Außerdem sind sie oft durch Schwermetall-Rückstände kanzerogen und sie verfärben die Umgebung der Wunde, was eine exakte Beurteilung erschwert. Obendrein fehlt ihnen die Zulassung.

Es gibt nur zwei Ausnahmen, wie Dr. Dorothee Dill-Müller von der Universität Homburg bei einem Workshop des Unternehmens Urgo in Stuttgart berichtete: Bei frischen, verschmutzten Wunden ist das Auftragen von PVP-Jod angezeigt, das kaum brennt.

Tumorpatienten die nach einer Chemotherapie an starken Entzündungen der Mundschleimhaut leiden, hilft Pyoktanin-Lösung: Sie tötet die Keime und trocknet die feuchte, mazerierte Haut aus. Beim Verbandwechsel wird zum Reinigen nicht infizierter chronischer Wunden häufig körperwarme Ringer- oder Polyhexanid-Lösung verwandt - nötig seien diese Spülflüssigkeiten allerdings nicht, denn es reiche schon das Abbrausen mit lauwarmem Leitungswasser, so Dill-Müller.

Eine Pilotstudie des Wundzentrums in Tübingen hat ergeben, daß sich mit dieser einfach handhabbaren Maßnahme eine Kontamination ebenso sicher vermeiden läßt wie mit den industriell hergestellten Lösungen: Tendentiell blieben mit klarem Wasser sogar eher weniger Keime in der Wunde zurück.

Zur Reinigung völlig ungeeignet sind Hausmittel wie Zucker oder Seesand. Sie besitzen keine oder nur eine geringe Effektivität, sondern schädigen im Gegenteil selbst noch gesundes Gewebe durch Entzug von Wasser. Zudem ist das Auftragen recht schmerzhaft.

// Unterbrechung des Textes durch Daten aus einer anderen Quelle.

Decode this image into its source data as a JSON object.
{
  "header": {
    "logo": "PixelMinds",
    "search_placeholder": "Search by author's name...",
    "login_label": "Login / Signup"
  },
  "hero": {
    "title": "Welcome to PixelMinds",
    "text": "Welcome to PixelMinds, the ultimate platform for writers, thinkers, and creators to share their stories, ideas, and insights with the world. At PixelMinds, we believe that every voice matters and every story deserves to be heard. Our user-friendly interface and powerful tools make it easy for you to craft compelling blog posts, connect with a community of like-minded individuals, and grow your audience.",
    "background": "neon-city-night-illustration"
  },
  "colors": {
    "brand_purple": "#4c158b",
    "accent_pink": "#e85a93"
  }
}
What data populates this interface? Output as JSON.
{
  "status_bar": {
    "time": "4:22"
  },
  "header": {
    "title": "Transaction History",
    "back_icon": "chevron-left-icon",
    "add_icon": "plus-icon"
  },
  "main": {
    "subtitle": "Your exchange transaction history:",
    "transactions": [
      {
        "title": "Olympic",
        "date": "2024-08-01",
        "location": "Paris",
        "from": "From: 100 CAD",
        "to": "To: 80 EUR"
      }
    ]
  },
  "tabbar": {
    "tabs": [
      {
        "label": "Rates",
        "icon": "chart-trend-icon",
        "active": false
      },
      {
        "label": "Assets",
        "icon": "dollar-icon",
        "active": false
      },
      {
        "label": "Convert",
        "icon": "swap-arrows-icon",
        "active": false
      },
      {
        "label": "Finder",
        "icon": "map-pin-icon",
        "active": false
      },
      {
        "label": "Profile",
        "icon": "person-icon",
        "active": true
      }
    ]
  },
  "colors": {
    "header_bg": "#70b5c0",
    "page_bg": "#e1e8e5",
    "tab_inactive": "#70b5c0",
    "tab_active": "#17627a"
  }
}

Ebenfalls sollte man nach Ansicht von Dill-Müller bei chronischen Wunden auf topische Antibiotika verzichten: "Es ist nicht klar, wie und ob sie den Biofilm auf dem Wundgrund durchdringen. Ihre Wirksamkeit ist fraglich, das Risiko einer Kontaktallergie dagegen hoch", so die Dermatologin.